“Set your sights high, the higher the better. Expect the most wonderful things to happen, not in the future but right now. Realize that nothing is too good. Allow absolutely nothing to hamper you or hold you up in any way.”
— Eileen Caddy
So I talked to my ex girl friend of five years on Friday. Do I still love her? Do I still feel a flood of emotions when I hear her voice? Yes. We only talked for twenty minutes and most of what we talked about was mundane and routine: how is your family? what’re you up to? where are you working? any boyfriends? etc. Nonetheless, I love her. One day I’d like to get to know her again. what do I mean by love her? I mean, my body goes weak, I get nervous, I want to be by her side whenever I think about her. That’s how that goes down.

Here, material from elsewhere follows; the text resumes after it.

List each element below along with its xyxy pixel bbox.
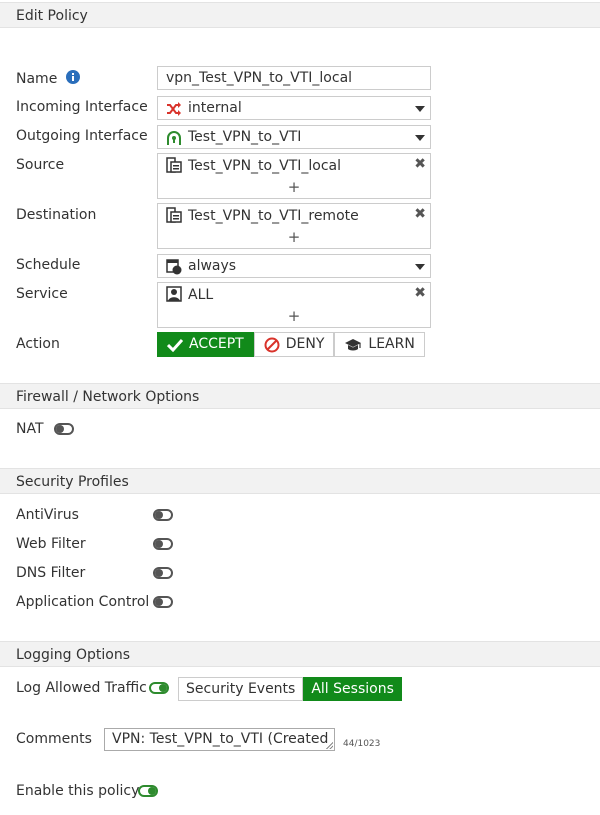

I’m a different person than I was five years ago. I know she is too. I don’t hold anything against her. I don’t pretend to know who she is these days. I only remember who she use to be. And I hope that’s not how she remember’s me. I was batshit outta my mind when I was in highschool. Nowadays I only talk that way. I’m not actually bat shit crazy (debateable). Nevertheless.
I want to see her again. I want to fly her up to new england and see all the beautiful lush green mountains. I want to take her to a island with a cabin on the lake and spend a day or two getting to know who she’s become since we last left off. I’m going to call her monday and tell her I’m buying her a plane ticket and ask her what days work best for her. If she says she can’t do it, well, I have nothing to lose. I will be in Nashville, she’ll be in Orlando. I don’t have anything to do with her. It doesn’t matter to me. I just know how I felt about her at the age of 17, 18, 19… and even now, even though we haven’t spoken in almost two years.
So I want to fly her up here. She said she’s never been to new england. One of the few places she hasn’t been she says.
Man. xxx. We’ll see. She’s a free spirit. Does whatever. I just wanna take care of her and love her and such. Ever since I’ve decided to make myself into a better person its her I think about as the driving reason. One day I want to feel that strongly again. I know that if I can’t be with her, I want it to be with someone who is even better, or at least someone I’m prepared to deal with. I’m tired. And drunk. and hooka’ed out. night.